What helped us to quickly adapt to online trading in the new conditions

Hi!

My name is Mikhail, I'm Deputy IT Director at Sportmaster. I want to share a story about how we coped with the difficulties that arose during the pandemic.

In the early days of new realities, the usual offline trading format of Sportmaster stopped, and the load on our online channel, primarily in terms of delivery to the client’s address, increased 10 times. In a few weeks, we have transformed a gigantic offline business into an online one, and adapted the service to the needs of our clients.

In short, what was essentially our side operation became our core business. The importance of every online order has grown exponentially. It was necessary to save every ruble that the client brought to the company. 

What helped us to quickly adapt to online trading in the new conditions

In order to quickly respond to customer requests, we opened an additional contact center at the company's main office, and now we can receive about 285 calls per week. At the same time, we transitioned 270 stores to a new contactless and secure work format, which allowed customers to receive orders and employees to keep their jobs.

In the process of transformation, we encountered two main problems. Firstly, the load on our online resources has noticeably increased (Sergey will tell you how we dealt with this). Secondly, the flow of rare (pre-COVID) operations has increased many times over, which in turn required a large amount of rapid automation. To solve this problem, we had to quickly transfer resources from areas that were previously the main ones. How we coped with this - Elena will tell.

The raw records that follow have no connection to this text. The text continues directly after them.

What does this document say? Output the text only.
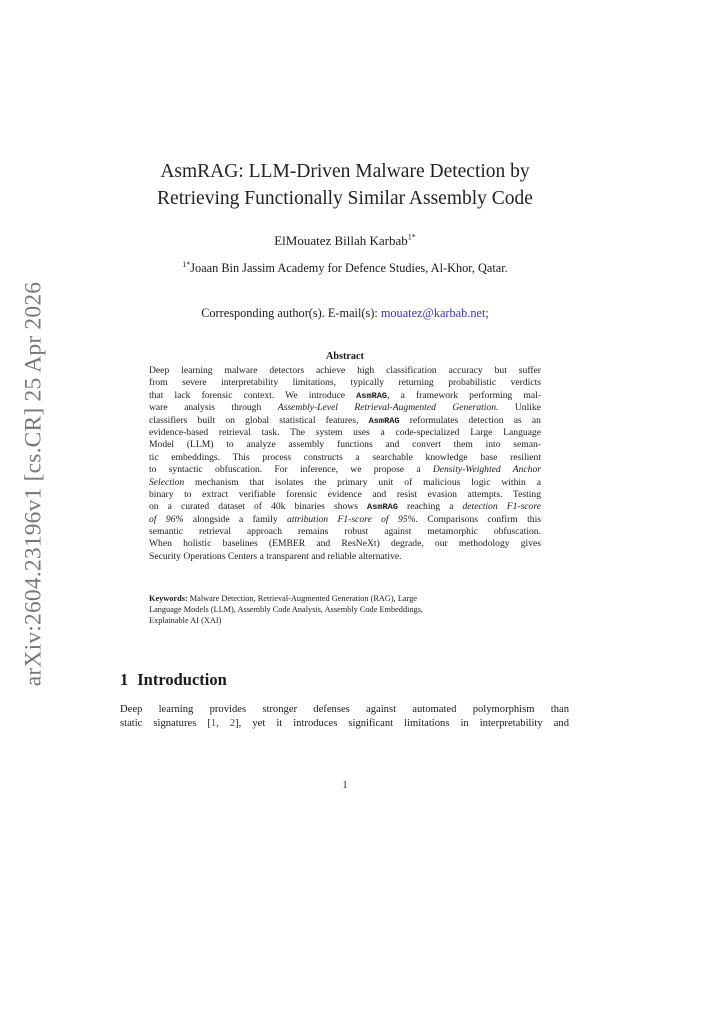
arXiv:2604.23196v1 [cs.CR] 25 Apr 2026
AsmRAG: LLM-Driven Malware Detection by
Retrieving Functionally Similar Assembly Code
ElMouatez Billah Karbab$^{1*}$
$^{1*}$Joaan Bin Jassim Academy for Defence Studies, Al-Khor, Qatar.
Corresponding author(s). E-mail(s): mouatez@karbab.net;
Abstract
Deep learning malware detectors achieve high classification accuracy but suffer
from severe interpretability limitations, typically returning probabilistic verdicts
that lack forensic context. We introduce AsmRAG, a framework performing mal-
ware analysis through Assembly-Level Retrieval-Augmented Generation. Unlike
classifiers built on global statistical features, AsmRAG reformulates detection as an
evidence-based retrieval task. The system uses a code-specialized Large Language
Model (LLM) to analyze assembly functions and convert them into seman-
tic embeddings. This process constructs a searchable knowledge base resilient
to syntactic obfuscation. For inference, we propose a Density-Weighted Anchor
Selection mechanism that isolates the primary unit of malicious logic within a
binary to extract verifiable forensic evidence and resist evasion attempts. Testing
on a curated dataset of 40k binaries shows AsmRAG reaching a detection F1-score
of 96% alongside a family attribution F1-score of 95%. Comparisons confirm this
semantic retrieval approach remains robust against metamorphic obfuscation.
When holistic baselines (EMBER and ResNeXt) degrade, our methodology gives
Security Operations Centers a transparent and reliable alternative.
Keywords: Malware Detection, Retrieval-Augmented Generation (RAG), Large
Language Models (LLM), Assembly Code Analysis, Assembly Code Embeddings,
Explainable AI (XAI)
1 Introduction
Deep learning provides stronger defenses against automated polymorphism than
static signatures [1, 2], yet it introduces significant limitations in interpretability and
1
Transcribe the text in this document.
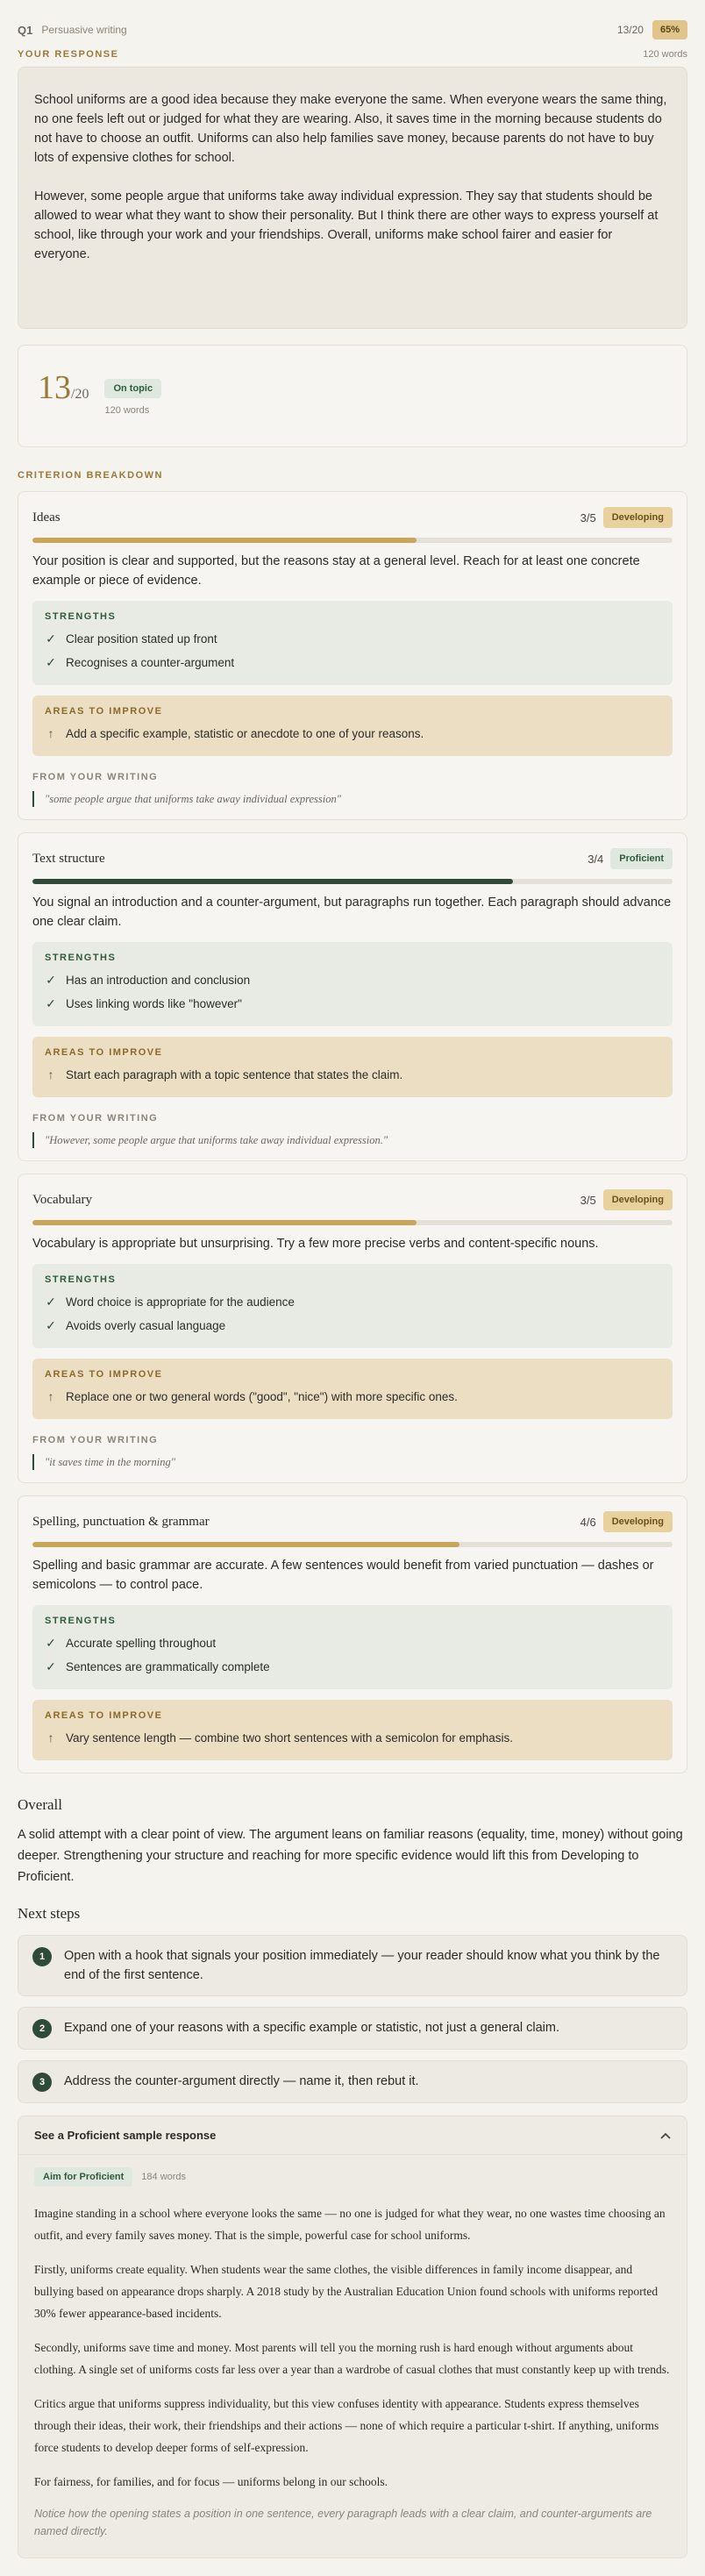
Q1 Persuasive writing	13/20	65%
YOUR RESPONSE	120 words

School uniforms are a good idea because they make everyone the same. When everyone wears the same thing, no one feels left out or judged for what they are wearing. Also, it saves time in the morning because students do not have to choose an outfit. Uniforms can also help families save money, because parents do not have to buy lots of expensive clothes for school.

However, some people argue that uniforms take away individual expression. They say that students should be allowed to wear what they want to show their personality. But I think there are other ways to express yourself at school, like through your work and your friendships. Overall, uniforms make school fairer and easier for everyone.

13/20	On topic
120 words
CRITERION BREAKDOWN
Ideas	3/5	Developing
Your position is clear and supported, but the reasons stay at a general level. Reach for at least one concrete example or piece of evidence.
STRENGTHS
✓ Clear position stated up front
✓ Recognises a counter-argument
AREAS TO IMPROVE
↑ Add a specific example, statistic or anecdote to one of your reasons.
FROM YOUR WRITING
"some people argue that uniforms take away individual expression"
Text structure	3/4	Proficient
You signal an introduction and a counter-argument, but paragraphs run together. Each paragraph should advance one clear claim.
STRENGTHS
✓ Has an introduction and conclusion
✓ Uses linking words like "however"
AREAS TO IMPROVE
↑ Start each paragraph with a topic sentence that states the claim.
FROM YOUR WRITING
"However, some people argue that uniforms take away individual expression."
Vocabulary	3/5	Developing
Vocabulary is appropriate but unsurprising. Try a few more precise verbs and content-specific nouns.
STRENGTHS
✓ Word choice is appropriate for the audience
✓ Avoids overly casual language
AREAS TO IMPROVE
↑ Replace one or two general words ("good", "nice") with more specific ones.
FROM YOUR WRITING
"it saves time in the morning"
Spelling, punctuation & grammar	4/6	Developing
Spelling and basic grammar are accurate. A few sentences would benefit from varied punctuation — dashes or semicolons — to control pace.
STRENGTHS
✓ Accurate spelling throughout
✓ Sentences are grammatically complete
AREAS TO IMPROVE
↑ Vary sentence length — combine two short sentences with a semicolon for emphasis.
Overall
A solid attempt with a clear point of view. The argument leans on familiar reasons (equality, time, money) without going deeper. Strengthening your structure and reaching for more specific evidence would lift this from Developing to Proficient.
Next steps
1	Open with a hook that signals your position immediately — your reader should know what you think by the end of the first sentence.
2	Expand one of your reasons with a specific example or statistic, not just a general claim.
3	Address the counter-argument directly — name it, then rebut it.
See a Proficient sample response
Aim for Proficient	184 words

Imagine standing in a school where everyone looks the same — no one is judged for what they wear, no one wastes time choosing an outfit, and every family saves money. That is the simple, powerful case for school uniforms.

Firstly, uniforms create equality. When students wear the same clothes, the visible differences in family income disappear, and bullying based on appearance drops sharply. A 2018 study by the Australian Education Union found schools with uniforms reported 30% fewer appearance-based incidents.

Secondly, uniforms save time and money. Most parents will tell you the morning rush is hard enough without arguments about clothing. A single set of uniforms costs far less over a year than a wardrobe of casual clothes that must constantly keep up with trends.

Critics argue that uniforms suppress individuality, but this view confuses identity with appearance. Students express themselves through their ideas, their work, their friendships and their actions — none of which require a particular t-shirt. If anything, uniforms force students to develop deeper forms of self-expression.

For fairness, for families, and for focus — uniforms belong in our schools.

Notice how the opening states a position in one sentence, every paragraph leads with a clear claim, and counter-arguments are named directly.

Operation of online services

Kolesnikov Sergey, responsible for the operation of the online store and microservices

From the moment our retail stores began to close to visitors, we began to record an increase in such metrics as the number of users, the number of orders placed in our application, the number of requests to applications. 

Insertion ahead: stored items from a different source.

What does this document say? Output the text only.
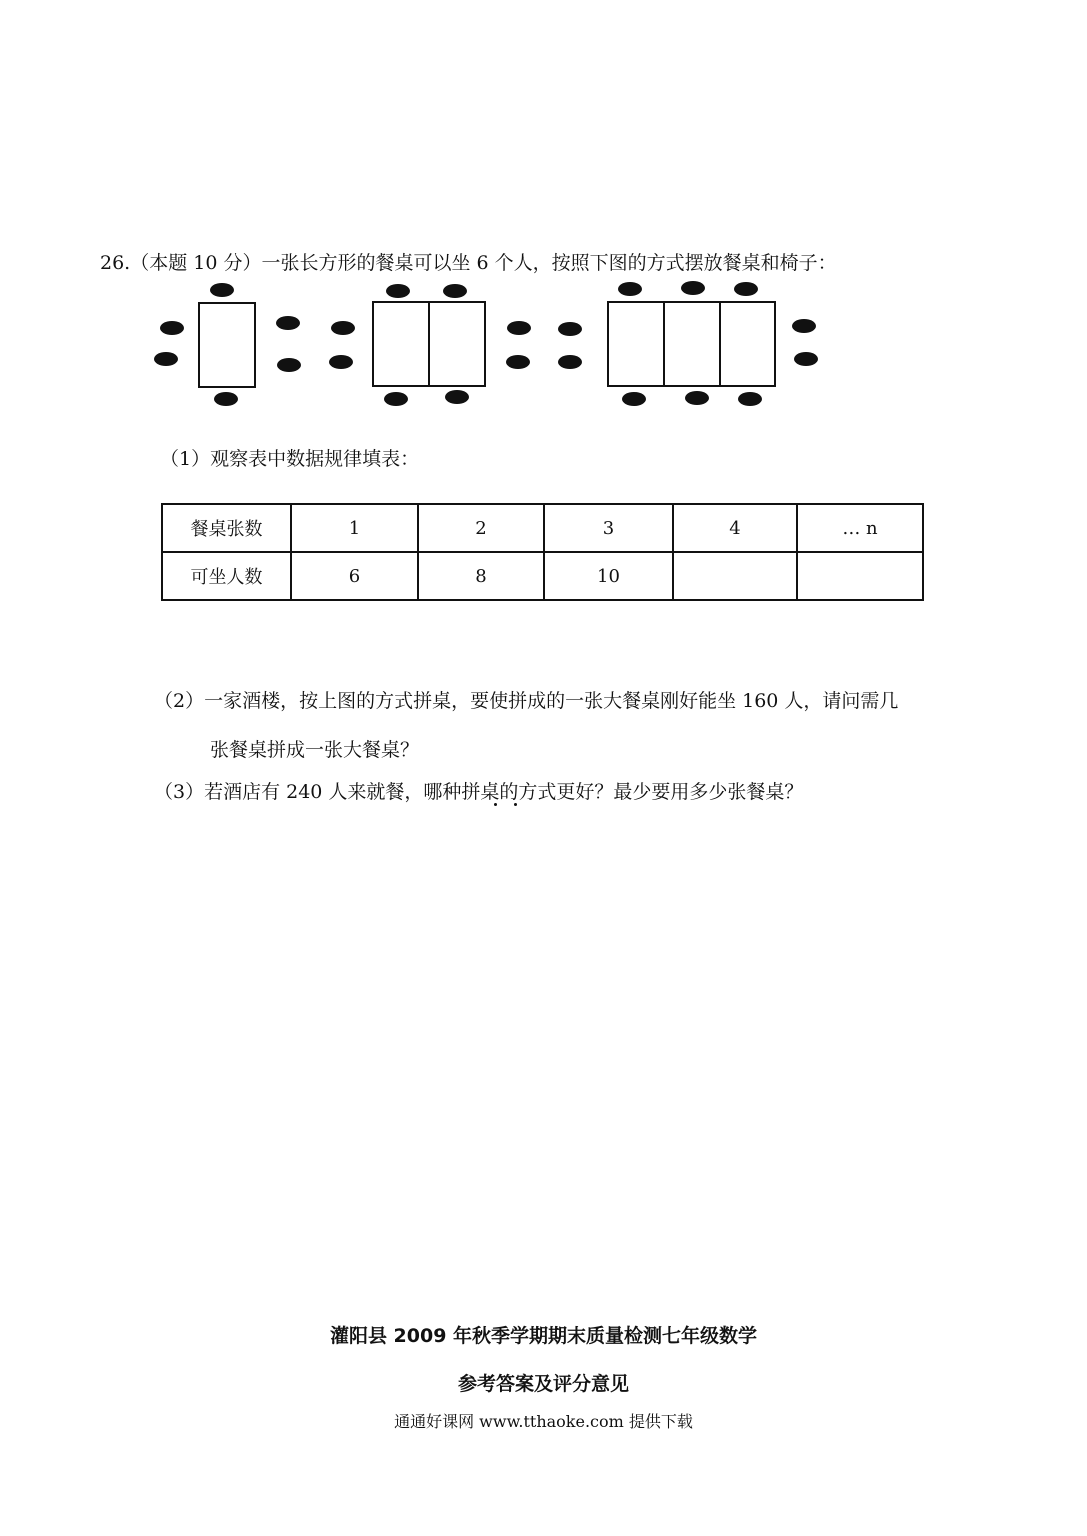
26.（本题 10 分）一张长方形的餐桌可以坐 6 个人，按照下图的方式摆放餐桌和椅子：
（1）观察表中数据规律填表：
餐桌张数	1	2	3	4	… n
可坐人数	6	8	10		
（2）一家酒楼，按上图的方式拼桌，要使拼成的一张大餐桌刚好能坐 160 人，请问需几
张餐桌拼成一张大餐桌？
（3）若酒店有 240 人来就餐，哪种拼桌的方式更好？最少要用多少张餐桌？
灌阳县 2009 年秋季学期期末质量检测七年级数学
参考答案及评分意见
通通好课网 www.tthaoke.com 提供下载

What helped us to quickly adapt to online trading in the new conditionsNumber of orders from 18 to 31 MarchWhat helped us to quickly adapt to online trading in the new conditionsNumber of requests to online payment microservicesWhat helped us to quickly adapt to online trading in the new conditionsThe number of orders placed on the site

On the first graph, we see that the increase was about 14 times, on the second - 4 times. In this case, we consider the metric of the response time of our applications to be the most indicative. 

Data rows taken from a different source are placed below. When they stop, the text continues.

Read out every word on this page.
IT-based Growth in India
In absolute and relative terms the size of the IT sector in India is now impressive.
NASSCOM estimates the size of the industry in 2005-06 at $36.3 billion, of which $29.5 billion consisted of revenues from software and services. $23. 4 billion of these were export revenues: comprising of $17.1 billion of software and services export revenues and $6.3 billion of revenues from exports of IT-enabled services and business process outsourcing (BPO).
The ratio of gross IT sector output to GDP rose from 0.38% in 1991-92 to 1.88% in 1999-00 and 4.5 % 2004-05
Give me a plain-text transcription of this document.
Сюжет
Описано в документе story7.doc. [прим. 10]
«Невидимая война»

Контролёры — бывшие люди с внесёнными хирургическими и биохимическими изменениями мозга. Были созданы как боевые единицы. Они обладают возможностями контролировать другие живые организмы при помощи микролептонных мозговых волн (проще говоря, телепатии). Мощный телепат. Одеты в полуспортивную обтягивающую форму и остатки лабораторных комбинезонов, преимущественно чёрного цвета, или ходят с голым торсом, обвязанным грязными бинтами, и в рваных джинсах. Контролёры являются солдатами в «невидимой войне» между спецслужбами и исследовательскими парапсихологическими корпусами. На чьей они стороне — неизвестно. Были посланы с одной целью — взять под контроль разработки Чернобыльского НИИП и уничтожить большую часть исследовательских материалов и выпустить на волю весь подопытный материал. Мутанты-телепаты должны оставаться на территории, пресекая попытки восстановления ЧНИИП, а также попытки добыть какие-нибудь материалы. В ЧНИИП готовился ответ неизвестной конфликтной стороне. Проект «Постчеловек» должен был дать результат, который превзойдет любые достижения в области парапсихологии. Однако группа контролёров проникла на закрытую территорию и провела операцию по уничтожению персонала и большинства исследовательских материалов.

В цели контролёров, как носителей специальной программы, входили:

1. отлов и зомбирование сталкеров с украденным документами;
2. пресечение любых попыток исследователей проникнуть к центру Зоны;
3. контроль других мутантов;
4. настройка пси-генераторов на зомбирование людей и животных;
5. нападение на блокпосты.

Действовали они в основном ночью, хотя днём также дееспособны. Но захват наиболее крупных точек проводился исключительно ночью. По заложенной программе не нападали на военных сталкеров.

What helped us to quickly adapt to online trading in the new conditions

On this graph, we see the response of fronts and applications, and for ourselves we determined that we did not notice growth as such.

This is primarily due to the fact that we started preparatory work at the end of 2019. Now our services are reserved, fault tolerance is provided at the level of physical servers, virtualization systems, dockers, and services in them. At the same time, the capacity of our server resources allows us to survive multiple loads.

The main tool that helped us in this whole story was our monitoring system. True, until quite recently we did not have a single system that would allow us to collect metrics on all layers, from the level of physical equipment and hardware to the level of business metrics. 

Formally, there was monitoring in the company, but as a rule it was dispersed and was in the area of ​​responsibility of specific departments. In fact, when an incident occurred, we almost never had a common understanding of what exactly happened, there was no information, and often this led to running in circles in search and localization of the problem for subsequent elimination.

At some point, we thought about it and decided that it was enough to endure it - we need a single system to see the whole picture in full. The main technologies that are included in our stack are Zabbix as an alerting center and storing metrics, Prometheus for collecting and storing application metrics, Stack ELK for logging and storing data of the entire monitoring system, as well as Grafana for visualization, Swagger, Docker and other useful and things you know.

At the same time, we use not only technologies available on the market, but also develop something on our own. For example, we make services for integrating systems with each other, that is, some kind of API for collecting metrics. Plus, we are working on our own monitoring systems - at the level of business metrics, we use UI tests. As well as a bot in Telegram to notify teams.

We are also trying to make the monitoring system accessible to teams so that they can store their own metrics and work with them, including setting up alerts for some narrow metrics that are not of the widest application. 

Throughout the system, we strive for proactivity and the fastest possible localization of incidents. In addition, the number of our microservices and systems has grown significantly in recent years, and the number of integrations is growing accordingly. And as part of optimizing the process of diagnosing incidents at the integration level, we are developing a system that allows you to conduct cross-system checks and display the result, which allows you to find the main problems associated with imports and the interaction of systems with each other. 

Of course, we still have room to grow and develop in terms of systems operation, and we are actively working on this. You can read more about our monitoring system here

Technical tests 

Orlov Sergey, Head of Competence Center for Web and Mobile Development

Since the physical store closures began, we have had to face various challenges in terms of development. First of all, the load jump as such. It is clear that if appropriate measures are not taken, then when a high load is applied to the system, it can turn into a pumpkin with a sad pop, or completely degrade in performance, or even lose its performance.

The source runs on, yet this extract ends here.